Usually I let my photo drive the content of my post. This time, I want the story to draw depth to the photo. In order words, the photo just serves as a location, a scene where my thoughts and reflections took place. Often times I come across a situation where feelings of not belonging represent themselves. There is a struggle that I have to face on a daily basis and that struggle is “label”. Because I wear my faith visibly which stamps me as a Muslim woman, people tend to stereotype and have a misconception that I belong towards one group.
The fact of the matter is that my identity is so complex that everyone has a misrepresentation of who I am. Most non-Muslims will see me as another Arab woman, wearing that silly thing on her head. Muslims will just assume that I am was born and raised with the religion without realizing I don’t speak Arabic nor was I born with the faith I chose.
The ones that know I am a Muslim convert have a perspective that I am an angel for choosing this religion and therefore a well grounded person. In fact, I am not, I do not consider myself as a bad human being but I have so many flaws, weaknesses and things about my character that I wish to improve on. Although Islam has opened my awareness towards my actions and how it affects me and others around me, there are many aspects of myself I wish to fix.
On the other hand the people that knew me before my new faith, think I am now a “miss know it all”. I am the self righteous, the self knowing who has too many advises under her sleeves and everything that I do or believe has been influenced by Islam. For me Islam is a religion of everything but the Islam that many have defined it as is not the same religion I know it to be.
In many instances, I have people come up to me speaking in Arabic and other moments where people are talking about me in my native tongue and did not know I spoke their language. However, nothing beats the people that think I don’t understand English speaking slowly to me.

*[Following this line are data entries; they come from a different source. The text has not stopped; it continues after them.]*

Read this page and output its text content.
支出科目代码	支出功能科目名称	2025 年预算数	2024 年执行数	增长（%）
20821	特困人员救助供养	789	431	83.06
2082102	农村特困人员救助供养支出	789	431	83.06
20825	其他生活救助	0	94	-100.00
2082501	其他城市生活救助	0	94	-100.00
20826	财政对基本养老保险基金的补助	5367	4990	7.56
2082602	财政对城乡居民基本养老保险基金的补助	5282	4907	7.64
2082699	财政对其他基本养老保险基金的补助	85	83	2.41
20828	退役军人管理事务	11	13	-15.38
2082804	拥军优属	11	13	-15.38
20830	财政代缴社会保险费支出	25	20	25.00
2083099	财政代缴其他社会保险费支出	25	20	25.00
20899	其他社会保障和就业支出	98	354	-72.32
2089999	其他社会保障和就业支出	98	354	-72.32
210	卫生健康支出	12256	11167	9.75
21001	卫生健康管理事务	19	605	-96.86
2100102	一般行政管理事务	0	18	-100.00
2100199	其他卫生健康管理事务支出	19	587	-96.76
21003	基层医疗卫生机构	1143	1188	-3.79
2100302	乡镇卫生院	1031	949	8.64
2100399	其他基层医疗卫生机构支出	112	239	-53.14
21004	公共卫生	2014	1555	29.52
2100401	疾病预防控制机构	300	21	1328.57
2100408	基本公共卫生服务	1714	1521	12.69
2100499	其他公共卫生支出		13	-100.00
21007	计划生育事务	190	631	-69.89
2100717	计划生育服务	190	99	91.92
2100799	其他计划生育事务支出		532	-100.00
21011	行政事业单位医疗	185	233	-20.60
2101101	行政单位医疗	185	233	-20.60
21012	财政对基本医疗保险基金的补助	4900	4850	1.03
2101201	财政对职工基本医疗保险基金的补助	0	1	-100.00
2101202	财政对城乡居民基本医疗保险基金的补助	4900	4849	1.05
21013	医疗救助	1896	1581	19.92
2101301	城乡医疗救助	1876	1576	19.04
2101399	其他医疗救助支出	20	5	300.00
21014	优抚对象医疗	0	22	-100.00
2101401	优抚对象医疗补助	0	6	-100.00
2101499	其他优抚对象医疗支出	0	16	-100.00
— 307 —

Today all of these emotions came back when I entered a local Italian pastry shop. I got immediate glances but I did not think twice of it. I pulled my camera, I just had to take photos of these colorful pastries and the glances persisted. I could not resist but to wonder, how out of place I must have been. Not only am I a Muslim woman wearing a scarf over her head in a small local Italian bakery but I am all of that with a camera in her hands taking photos as if I never saw cakes and cookies in my entire life.

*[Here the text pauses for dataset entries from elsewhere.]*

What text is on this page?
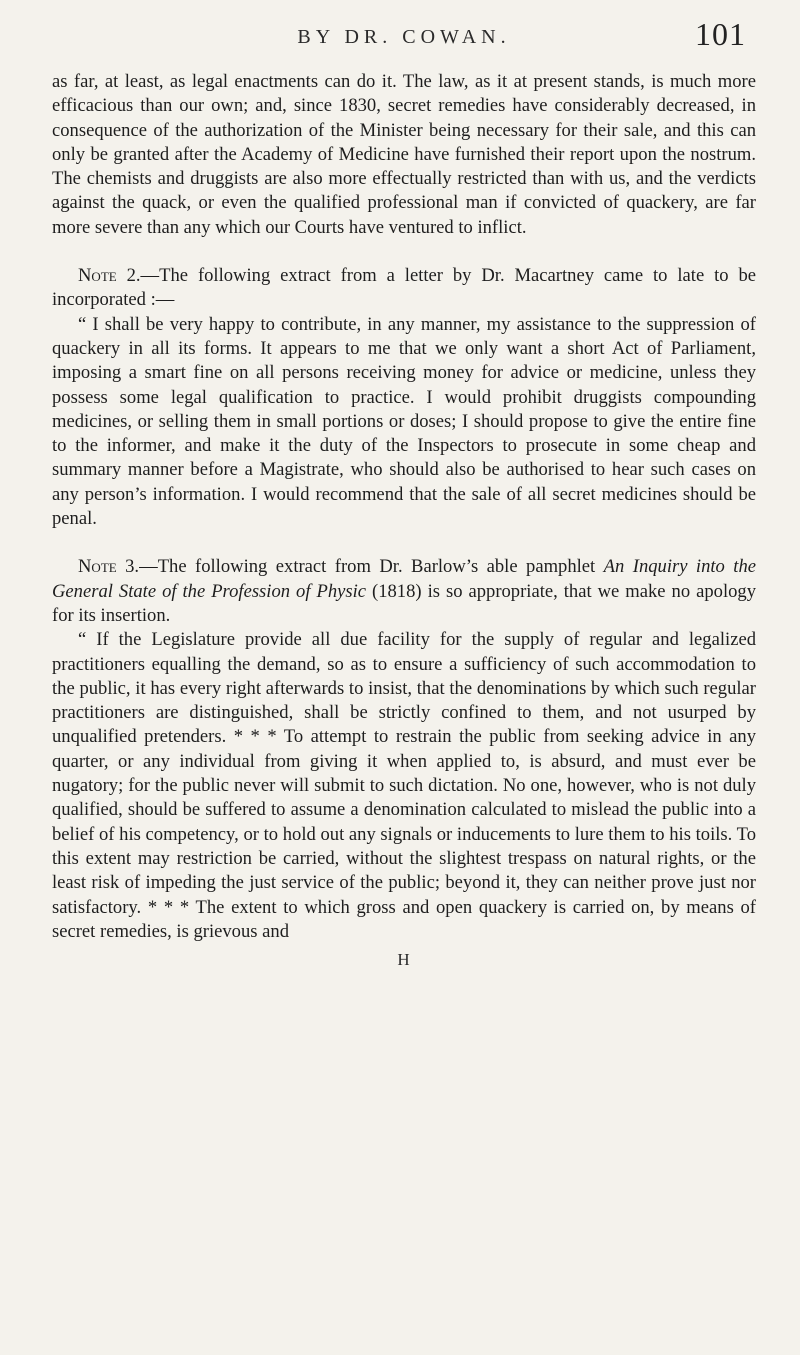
BY DR. COWAN.	101

as far, at least, as legal enactments can do it. The law, as it at present stands, is much more efficacious than our own; and, since 1830, secret remedies have considerably decreased, in consequence of the authorization of the Minister being necessary for their sale, and this can only be granted after the Academy of Medicine have furnished their report upon the nostrum. The chemists and druggists are also more effectually restricted than with us, and the verdicts against the quack, or even the qualified professional man if convicted of quackery, are far more severe than any which our Courts have ventured to inflict.

Note 2.—The following extract from a letter by Dr. Macartney came to late to be incorporated :—

“ I shall be very happy to contribute, in any manner, my assistance to the suppression of quackery in all its forms. It appears to me that we only want a short Act of Parliament, imposing a smart fine on all persons receiving money for advice or medicine, unless they possess some legal qualification to practice. I would prohibit druggists compounding medicines, or selling them in small portions or doses; I should propose to give the entire fine to the informer, and make it the duty of the Inspectors to prosecute in some cheap and summary manner before a Magistrate, who should also be authorised to hear such cases on any person’s information. I would recommend that the sale of all secret medicines should be penal.

Note 3.—The following extract from Dr. Barlow’s able pamphlet An Inquiry into the General State of the Profession of Physic (1818) is so appropriate, that we make no apology for its insertion.

“ If the Legislature provide all due facility for the supply of regular and legalized practitioners equalling the demand, so as to ensure a sufficiency of such accommodation to the public, it has every right afterwards to insist, that the denominations by which such regular practitioners are distinguished, shall be strictly confined to them, and not usurped by unqualified pretenders. * * * To attempt to restrain the public from seeking advice in any quarter, or any individual from giving it when applied to, is absurd, and must ever be nugatory; for the public never will submit to such dictation. No one, however, who is not duly qualified, should be suffered to assume a denomination calculated to mislead the public into a belief of his competency, or to hold out any signals or inducements to lure them to his toils. To this extent may restriction be carried, without the slightest trespass on natural rights, or the least risk of impeding the just service of the public; beyond it, they can neither prove just nor satisfactory. * * * The extent to which gross and open quackery is carried on, by means of secret remedies, is grievous and

H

All of my life, I have felt out of place, from growing up in Portugal as a Cape Verdean migrant, to moving to United States and residing in a town with barely any diversity to have finally converted to Islam which is a journey in itself. I have developed a strong resistance towards racism, misrepresentation, insults, glares and misconceptions. However, once in the while the shy girl in me over powers the strong character I developed through my journey. I was barely able to pick up my camera to take photos of the beautiful pastries. I felt like a child out of place and instead just browsed around while my coworker selected some pastries for a birthday party at work.

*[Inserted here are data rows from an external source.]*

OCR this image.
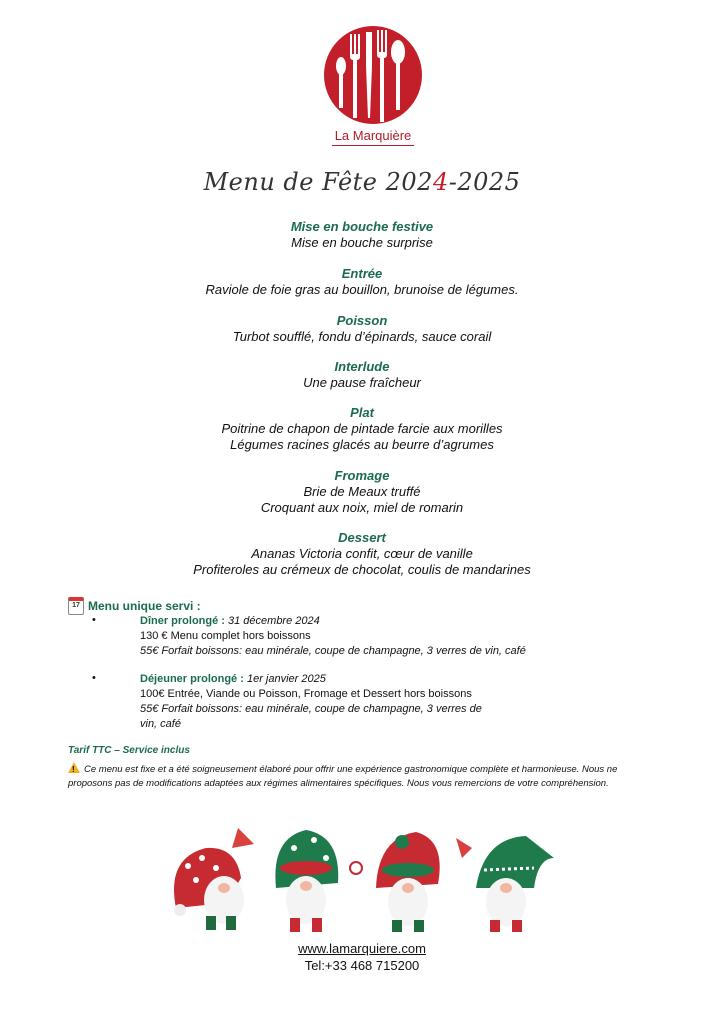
La Marquière
Menu de Fête 2024-2025
Mise en bouche festive

Mise en bouche surprise

Entrée

Raviole de foie gras au bouillon, brunoise de légumes.

Poisson

Turbot soufflé, fondu d’épinards, sauce corail

Interlude

Une pause fraîcheur

Plat

Poitrine de chapon de pintade farcie aux morilles

Légumes racines glacés au beurre d’agrumes

Fromage

Brie de Meaux truffé

Croquant aux noix, miel de romarin

Dessert

Ananas Victoria confit, cœur de vanille

Profiteroles au crémeux de chocolat, coulis de mandarines

17 Menu unique servi :
•	Dîner prolongé : 31 décembre 2024
130 € Menu complet hors boissons
55€ Forfait boissons: eau minérale, coupe de champagne, 3 verres de vin, café
•	Déjeuner prolongé : 1er janvier 2025
100€ Entrée, Viande ou Poisson, Fromage et Dessert hors boissons
55€ Forfait boissons: eau minérale, coupe de champagne, 3 verres de
vin, café
Tarif TTC – Service inclus
! Ce menu est fixe et a été soigneusement élaboré pour offrir une expérience gastronomique complète et harmonieuse. Nous ne proposons pas de modifications adaptées aux régimes alimentaires spécifiques. Nous vous remercions de votre compréhension.
www.lamarquiere.com
Tel:+33 468 715200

Later that day, I went on my daily walk after lunch and decided not to take my camera to instead gather my thoughts and clear my mind. Indeed, walking is your best friend when you have some confusion or problems bombarding your head. I just cannot fathom the reason why people label each other, what good does it do? Are we really that simple as a stamp and the labels that society defines us to be? Aren’t we all complex human beings just trying to manage their daily lives, routines, stress and even problems? We are all different yet so similar. The reason why we label is because we fail to understand one another, we fear what we don’t know so we instead focus on what we can see from the exterior and try to define through labeling.
I am not proud of these photos but to me the challenge is not just to take meaningless photos. My goal with this challenge is to observe the world through the lenses. There are certain things that go unnoticed unless we focus on the little aspects of life. One instance comes to mind of a day I took a photo of a flower to later observe when I transfer the photo to my computer that I have missed to see an ant that was just casually strolling on the flower. How could I have missed it? I was so focused on the big picture which was the beautiful vibrant flower that I was not able to notice the small ant enjoying it’s natural habitat. It is something to ponder over, how much do we fail to notice by simply not focusing on the little things in life?